Deep Brain Stimulation (DBS) for Parkinson’s Disease
During the past decade, deep brain stimulation (DBS) for Parkinson’s disease (PD) has evolved from a last-resort treatment for advanced / medication-resistant PD to an increasingly accepted surgical option to alleviate motor symptoms. Current research indicates that between 10% and 15% of PD patients are appropriate candidates for DBS. Presurgical psychological screening evaluations can clarify many important considerations, such as the degree to which PD-related depression, executive-functioning impairment, or other neuropsychological factors might impact DBS-candidates’ presurgical and postsurgical status.
Implantable Devices: Spinal Cord Stimulators & Pain Pumps
Pain control through use of implantable devices such as spinal cord stimulator (SCS) and intrathecal pain pumps is commonplace. Empirical research investigating the psychological characteristics associated with implantable-device-outcomes is rapidly growing and promises to be quite fruitful. Pre-implantation psychological screening evaluations for this patient population can identify problematic emotional reactions, maladaptive thinking and behavior, as well as social problems that contribute to pain and disability.

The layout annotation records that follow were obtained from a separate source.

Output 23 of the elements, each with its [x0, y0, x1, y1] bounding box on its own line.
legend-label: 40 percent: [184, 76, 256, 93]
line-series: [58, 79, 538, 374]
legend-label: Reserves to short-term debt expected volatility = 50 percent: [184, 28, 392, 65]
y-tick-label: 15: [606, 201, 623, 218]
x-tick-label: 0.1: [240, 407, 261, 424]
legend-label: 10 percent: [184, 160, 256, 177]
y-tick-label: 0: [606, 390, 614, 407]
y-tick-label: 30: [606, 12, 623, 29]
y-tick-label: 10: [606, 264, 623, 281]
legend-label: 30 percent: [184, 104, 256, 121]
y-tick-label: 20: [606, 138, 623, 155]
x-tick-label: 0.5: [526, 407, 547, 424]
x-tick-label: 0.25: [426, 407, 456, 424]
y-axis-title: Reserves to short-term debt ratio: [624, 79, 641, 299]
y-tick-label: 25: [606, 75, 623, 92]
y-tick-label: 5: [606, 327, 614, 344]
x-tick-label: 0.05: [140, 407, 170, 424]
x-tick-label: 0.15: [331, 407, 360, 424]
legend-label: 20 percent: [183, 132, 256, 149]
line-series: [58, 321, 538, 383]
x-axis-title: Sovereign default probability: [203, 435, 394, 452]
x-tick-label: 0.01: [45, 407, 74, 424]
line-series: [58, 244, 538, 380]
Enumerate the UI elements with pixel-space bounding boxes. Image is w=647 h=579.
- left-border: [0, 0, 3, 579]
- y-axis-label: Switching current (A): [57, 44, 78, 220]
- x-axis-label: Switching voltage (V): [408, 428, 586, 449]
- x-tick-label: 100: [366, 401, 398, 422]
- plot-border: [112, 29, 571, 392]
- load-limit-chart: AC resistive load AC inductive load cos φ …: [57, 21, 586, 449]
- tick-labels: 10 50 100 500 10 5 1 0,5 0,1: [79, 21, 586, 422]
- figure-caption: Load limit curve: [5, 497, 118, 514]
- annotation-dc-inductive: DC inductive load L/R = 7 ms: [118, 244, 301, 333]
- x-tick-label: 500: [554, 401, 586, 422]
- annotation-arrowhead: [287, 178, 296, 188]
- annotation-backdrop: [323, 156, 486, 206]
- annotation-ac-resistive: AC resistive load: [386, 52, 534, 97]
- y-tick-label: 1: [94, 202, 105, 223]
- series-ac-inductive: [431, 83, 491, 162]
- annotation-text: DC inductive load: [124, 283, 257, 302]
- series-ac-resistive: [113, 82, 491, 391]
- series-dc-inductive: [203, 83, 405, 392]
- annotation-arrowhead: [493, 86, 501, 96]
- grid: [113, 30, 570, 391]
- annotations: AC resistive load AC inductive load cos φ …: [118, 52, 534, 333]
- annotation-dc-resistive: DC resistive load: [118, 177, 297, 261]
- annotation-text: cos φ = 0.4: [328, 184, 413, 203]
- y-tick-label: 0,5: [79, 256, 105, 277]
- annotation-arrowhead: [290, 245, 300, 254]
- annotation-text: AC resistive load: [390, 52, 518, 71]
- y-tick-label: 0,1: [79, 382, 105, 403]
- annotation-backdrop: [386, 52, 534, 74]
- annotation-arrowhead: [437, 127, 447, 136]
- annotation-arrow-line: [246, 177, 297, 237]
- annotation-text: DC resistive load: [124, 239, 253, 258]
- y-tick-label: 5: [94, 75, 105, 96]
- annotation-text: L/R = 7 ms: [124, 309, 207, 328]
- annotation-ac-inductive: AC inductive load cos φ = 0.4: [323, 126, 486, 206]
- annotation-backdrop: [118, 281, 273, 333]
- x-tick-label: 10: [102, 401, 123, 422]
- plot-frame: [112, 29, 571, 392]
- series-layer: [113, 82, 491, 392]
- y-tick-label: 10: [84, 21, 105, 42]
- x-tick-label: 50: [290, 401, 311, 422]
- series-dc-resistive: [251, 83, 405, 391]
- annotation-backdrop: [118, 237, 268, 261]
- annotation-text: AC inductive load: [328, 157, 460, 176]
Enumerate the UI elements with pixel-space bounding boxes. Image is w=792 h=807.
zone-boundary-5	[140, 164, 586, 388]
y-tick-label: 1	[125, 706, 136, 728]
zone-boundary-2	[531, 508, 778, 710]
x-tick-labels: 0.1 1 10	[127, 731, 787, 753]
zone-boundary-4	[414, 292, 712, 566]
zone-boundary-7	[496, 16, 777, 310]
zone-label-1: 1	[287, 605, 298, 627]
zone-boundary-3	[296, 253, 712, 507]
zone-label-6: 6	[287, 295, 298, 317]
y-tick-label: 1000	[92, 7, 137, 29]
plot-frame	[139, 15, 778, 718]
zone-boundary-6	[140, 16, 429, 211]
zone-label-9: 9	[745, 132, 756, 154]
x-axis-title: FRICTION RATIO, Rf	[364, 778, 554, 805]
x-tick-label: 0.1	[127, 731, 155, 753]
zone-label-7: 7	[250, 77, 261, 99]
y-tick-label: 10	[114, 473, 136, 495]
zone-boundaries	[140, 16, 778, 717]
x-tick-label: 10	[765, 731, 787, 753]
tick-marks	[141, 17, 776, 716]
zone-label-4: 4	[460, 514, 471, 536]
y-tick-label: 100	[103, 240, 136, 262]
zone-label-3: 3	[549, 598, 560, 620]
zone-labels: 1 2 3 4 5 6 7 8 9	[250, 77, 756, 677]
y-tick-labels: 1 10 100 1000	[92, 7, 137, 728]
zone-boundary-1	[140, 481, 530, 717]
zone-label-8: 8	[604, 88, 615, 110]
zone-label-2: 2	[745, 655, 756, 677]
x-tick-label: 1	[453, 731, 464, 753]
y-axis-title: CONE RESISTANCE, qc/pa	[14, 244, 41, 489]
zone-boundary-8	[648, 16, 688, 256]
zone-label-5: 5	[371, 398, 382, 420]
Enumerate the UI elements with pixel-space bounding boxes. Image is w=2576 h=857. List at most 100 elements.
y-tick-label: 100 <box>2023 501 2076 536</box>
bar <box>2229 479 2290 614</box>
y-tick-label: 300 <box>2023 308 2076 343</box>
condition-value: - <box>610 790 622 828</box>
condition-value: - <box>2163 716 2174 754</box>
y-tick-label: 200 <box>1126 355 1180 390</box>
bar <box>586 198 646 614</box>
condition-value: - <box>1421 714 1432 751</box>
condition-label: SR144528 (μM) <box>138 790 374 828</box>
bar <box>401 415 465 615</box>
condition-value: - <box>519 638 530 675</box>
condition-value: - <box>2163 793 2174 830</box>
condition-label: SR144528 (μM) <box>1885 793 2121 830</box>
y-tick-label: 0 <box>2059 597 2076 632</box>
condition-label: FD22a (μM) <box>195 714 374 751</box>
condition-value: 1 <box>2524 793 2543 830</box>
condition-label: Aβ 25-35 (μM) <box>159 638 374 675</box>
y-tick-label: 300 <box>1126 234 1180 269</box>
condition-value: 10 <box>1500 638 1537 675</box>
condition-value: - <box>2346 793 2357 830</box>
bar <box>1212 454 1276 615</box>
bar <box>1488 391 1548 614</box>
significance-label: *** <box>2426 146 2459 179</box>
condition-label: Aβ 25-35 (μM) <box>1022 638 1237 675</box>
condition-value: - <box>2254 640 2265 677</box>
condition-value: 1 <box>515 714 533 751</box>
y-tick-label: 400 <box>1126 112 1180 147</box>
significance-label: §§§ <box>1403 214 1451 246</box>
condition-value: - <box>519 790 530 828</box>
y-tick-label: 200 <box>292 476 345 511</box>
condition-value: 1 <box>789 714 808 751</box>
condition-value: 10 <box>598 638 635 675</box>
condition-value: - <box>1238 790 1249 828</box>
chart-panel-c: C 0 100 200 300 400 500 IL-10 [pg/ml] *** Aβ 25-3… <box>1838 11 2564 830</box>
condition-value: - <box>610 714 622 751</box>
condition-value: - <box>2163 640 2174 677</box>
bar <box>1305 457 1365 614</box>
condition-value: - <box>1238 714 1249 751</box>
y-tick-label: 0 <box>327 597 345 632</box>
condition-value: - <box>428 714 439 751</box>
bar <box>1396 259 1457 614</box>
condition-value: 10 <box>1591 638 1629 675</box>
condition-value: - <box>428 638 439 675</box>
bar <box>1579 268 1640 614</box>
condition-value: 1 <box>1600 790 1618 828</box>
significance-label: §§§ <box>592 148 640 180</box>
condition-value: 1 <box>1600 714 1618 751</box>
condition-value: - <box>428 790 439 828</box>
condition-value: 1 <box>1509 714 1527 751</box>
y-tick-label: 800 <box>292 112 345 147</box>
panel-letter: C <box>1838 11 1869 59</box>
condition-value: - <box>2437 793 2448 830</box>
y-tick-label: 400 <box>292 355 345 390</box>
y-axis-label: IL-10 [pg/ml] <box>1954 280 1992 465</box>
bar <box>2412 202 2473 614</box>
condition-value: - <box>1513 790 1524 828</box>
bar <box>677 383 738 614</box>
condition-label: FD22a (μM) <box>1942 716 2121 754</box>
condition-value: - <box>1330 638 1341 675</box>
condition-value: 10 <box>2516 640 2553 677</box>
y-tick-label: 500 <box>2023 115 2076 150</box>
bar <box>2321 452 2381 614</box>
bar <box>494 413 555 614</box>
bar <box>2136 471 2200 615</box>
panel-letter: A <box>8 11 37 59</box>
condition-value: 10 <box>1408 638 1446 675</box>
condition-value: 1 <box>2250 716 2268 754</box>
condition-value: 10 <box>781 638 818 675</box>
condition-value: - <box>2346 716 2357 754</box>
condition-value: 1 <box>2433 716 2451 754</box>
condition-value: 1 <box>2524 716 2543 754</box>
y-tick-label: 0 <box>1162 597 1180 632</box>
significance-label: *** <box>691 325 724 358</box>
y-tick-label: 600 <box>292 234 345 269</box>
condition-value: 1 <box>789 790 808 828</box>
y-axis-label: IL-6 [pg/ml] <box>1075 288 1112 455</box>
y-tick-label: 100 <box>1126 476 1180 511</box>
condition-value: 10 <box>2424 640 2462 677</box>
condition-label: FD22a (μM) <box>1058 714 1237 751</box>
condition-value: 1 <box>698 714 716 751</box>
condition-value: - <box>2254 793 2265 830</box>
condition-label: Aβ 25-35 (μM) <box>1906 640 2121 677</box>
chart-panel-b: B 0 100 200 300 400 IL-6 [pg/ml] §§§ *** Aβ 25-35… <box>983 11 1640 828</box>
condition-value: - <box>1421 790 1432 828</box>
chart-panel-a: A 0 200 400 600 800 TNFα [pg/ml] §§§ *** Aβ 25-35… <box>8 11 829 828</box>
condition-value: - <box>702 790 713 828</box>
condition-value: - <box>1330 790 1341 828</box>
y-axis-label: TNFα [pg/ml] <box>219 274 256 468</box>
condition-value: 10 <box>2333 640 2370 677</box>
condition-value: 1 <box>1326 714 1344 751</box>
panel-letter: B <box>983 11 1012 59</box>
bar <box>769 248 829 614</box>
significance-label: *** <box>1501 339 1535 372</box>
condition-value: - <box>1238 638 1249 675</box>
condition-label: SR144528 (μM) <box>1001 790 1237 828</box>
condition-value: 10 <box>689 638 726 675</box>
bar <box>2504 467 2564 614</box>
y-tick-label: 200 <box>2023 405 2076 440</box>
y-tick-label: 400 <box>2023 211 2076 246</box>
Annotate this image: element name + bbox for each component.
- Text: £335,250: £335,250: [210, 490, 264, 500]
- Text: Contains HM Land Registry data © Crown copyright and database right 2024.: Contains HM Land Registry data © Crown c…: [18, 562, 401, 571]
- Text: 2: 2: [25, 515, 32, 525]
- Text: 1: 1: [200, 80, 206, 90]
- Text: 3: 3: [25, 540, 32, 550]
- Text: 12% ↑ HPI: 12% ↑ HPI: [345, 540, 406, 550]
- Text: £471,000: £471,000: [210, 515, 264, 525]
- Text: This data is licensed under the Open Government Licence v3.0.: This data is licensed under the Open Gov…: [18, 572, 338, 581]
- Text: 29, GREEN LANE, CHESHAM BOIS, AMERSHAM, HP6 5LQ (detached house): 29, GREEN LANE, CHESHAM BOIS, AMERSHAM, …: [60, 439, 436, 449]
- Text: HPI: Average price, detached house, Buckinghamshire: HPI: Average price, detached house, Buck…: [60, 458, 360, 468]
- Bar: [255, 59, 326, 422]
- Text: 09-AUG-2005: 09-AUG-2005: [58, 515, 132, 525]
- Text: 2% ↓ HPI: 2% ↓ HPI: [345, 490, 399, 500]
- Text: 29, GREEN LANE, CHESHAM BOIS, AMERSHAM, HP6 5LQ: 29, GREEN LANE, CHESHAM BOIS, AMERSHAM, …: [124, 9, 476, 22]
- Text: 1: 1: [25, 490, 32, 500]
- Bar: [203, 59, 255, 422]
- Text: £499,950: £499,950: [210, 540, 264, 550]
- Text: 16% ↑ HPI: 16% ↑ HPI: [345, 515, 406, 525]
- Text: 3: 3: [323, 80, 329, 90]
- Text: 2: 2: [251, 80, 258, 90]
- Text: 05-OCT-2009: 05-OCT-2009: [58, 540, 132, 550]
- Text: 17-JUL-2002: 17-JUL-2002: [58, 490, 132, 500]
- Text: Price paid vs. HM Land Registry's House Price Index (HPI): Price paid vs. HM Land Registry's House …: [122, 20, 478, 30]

Reconstructive & Cosmetic Surgeries
Research data indicate the rate of suicide among women with breast implants to be 2 to 3 times higher than that in the general population. Outcomes can be greatly enhanced for reconstructive and cosmetic surgery populations when presurgical psychological screening is completed. Figuring out whether a patient’s motivation for surgery is primarily external – that is, expecting changes in the response of others – rather than internal, is a prime focus.
With spine-surgery candidates – in addition to the assessment of their distress levels, substance abuse history, etc. – an assessment of response to, and interpretation of, pain sensations can be critically examined. With the addition of these variables, presurgical psychological screening can markedly enhance prediction of the response a given patient is likely to have to spine surgery.